Updated July 9 at 9:30am EDT
The president of the United States is taking Vladimir Putin’s word over the work of US intelligence agencies when it comes to whether Moscow meddled in the 2016 race for the White House.
During their lengthy meeting on the sidelines of the G20 summit in Hamburg, Germany, according to Russia’s foreign minister, and Trump’s own tweets later, Trump accepted Putin’s explanation that the Russia government did not interfere in the election. The US president also cast doubt on the credibility of his own government’s long-running investigation into Russian meddling, dismissing months of work by the US agencies—and the conclusions drawn by top officials Trump himself appointed.
“President Trump has said he has heard a clear declaration from Mr. Putin that the Russian government and Russian leadership has not interfered in the elections, and he accepts the things that Mr. Putin has said,” Sergey Lavrov told journalists on the sidelines of the summit on Friday, according to a translation provided by Sputnik, the Russian state new agency. Trump also told Putin that he has heard these allegations for “many months,” and that “not a single fact has been presented,” Lavrov said.
Lavrov also said that either Trump or US Secretary of State Rex Tillerson (he couldn’t remember) said the “campaign” about Russia’s alleged interference has taken on “a strange nature,” according to a report in Russian on RIA, another state-run news agency.
On Sunday, Trump confirmed Lavrov’s report, tweeting that he had “strongly pressed” Putin twice “about Russian meddling” in the US election. Putin “vehemently denied it,” Trump tweeted.
Trump’s position is likely to drive an even deeper wedge between the White House and the US intelligence community, even as the FBI and is investigating whether the Trump campaign or administration colluded with Russia to interfere in the election.
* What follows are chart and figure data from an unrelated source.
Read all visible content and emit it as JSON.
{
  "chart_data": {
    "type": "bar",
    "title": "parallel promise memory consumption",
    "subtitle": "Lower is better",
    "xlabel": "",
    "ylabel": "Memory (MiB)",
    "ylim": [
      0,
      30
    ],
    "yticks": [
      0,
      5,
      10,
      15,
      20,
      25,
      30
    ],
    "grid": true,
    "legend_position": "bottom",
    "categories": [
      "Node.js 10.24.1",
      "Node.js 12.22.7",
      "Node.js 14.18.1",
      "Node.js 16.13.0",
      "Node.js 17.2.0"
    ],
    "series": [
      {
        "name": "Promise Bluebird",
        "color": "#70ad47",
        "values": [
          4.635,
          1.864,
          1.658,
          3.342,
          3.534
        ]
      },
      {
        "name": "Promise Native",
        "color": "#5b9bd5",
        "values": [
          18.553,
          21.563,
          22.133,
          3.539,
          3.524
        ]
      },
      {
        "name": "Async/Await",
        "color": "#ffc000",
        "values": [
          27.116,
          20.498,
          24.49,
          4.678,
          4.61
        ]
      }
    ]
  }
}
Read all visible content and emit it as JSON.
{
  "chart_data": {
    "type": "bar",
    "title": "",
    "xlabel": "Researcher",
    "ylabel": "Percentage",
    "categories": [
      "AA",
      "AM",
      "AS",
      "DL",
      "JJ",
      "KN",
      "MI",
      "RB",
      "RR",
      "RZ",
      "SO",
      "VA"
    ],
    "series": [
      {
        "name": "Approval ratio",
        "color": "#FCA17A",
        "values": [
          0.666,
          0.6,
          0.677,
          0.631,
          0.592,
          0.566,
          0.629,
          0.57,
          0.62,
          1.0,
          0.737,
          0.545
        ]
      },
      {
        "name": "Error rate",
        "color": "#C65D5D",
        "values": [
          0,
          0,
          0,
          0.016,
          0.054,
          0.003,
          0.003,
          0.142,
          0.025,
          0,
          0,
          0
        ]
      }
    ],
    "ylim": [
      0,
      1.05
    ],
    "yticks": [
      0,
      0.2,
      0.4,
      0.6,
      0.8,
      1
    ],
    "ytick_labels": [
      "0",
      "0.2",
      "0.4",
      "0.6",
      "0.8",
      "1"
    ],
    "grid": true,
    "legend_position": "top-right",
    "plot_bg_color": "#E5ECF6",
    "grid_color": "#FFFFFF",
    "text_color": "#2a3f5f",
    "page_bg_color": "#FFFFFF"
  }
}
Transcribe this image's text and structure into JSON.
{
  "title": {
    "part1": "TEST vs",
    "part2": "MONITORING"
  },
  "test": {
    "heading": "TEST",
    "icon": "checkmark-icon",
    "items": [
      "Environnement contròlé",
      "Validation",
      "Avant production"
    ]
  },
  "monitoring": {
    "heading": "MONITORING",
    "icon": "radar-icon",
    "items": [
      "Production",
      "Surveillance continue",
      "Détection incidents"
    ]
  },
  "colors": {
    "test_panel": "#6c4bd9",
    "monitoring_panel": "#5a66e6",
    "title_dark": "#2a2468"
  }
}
Trump’s continued assertion that any assertion that Russia meddled in the last US election is “fake news” have been publicly and repeatedly disputed by intelligence agencies and members of Congress.
On Jan. 6, the US director of national intelligence agencies issued a joint report (pdf) that said:
We assess Russian President Vladimir Putin ordered an influence campaign in 2016 aimed at the US presidential election. Russia’s goals were to undermine public faith in the US democratic process, denigrate Secretary Clinton, and harm her electability and potential presidency. We further assess Putin and the Russian Government developed a clear preference for President-elect Trump.
Top intelligence officials that Trump appointed himself have said publicly that Russia interfered in the US election in recent months. When the Senate Intelligence Committee held a public hearing (pdf) on the issue on May 11, Mark Warner, the Democrat from Virginia, asked agency heads to answer one question with a simple “Yes” or “No.”
Did they agree, Warner asked, that Jan. 6 report “accurately characterized the extent of Russian activities in the 2016 election and its conclusion that Russian intelligence agencies were responsible for the hacking and leaking of information and using misinformation to influence our elections?” Warner asked. (You can watch the question being posed at here at the 1:04:00 mark.)
Every single intelligence official testified “Yes”—including Director of National Intelligence Dan Coats and CIA director CIA Mike Pompeo, both Trump appointees.
“Russians have spread this across the globe,” Coats said then. “It’s a great threat to our democratic process.”
His boss apparently remains unconvinced.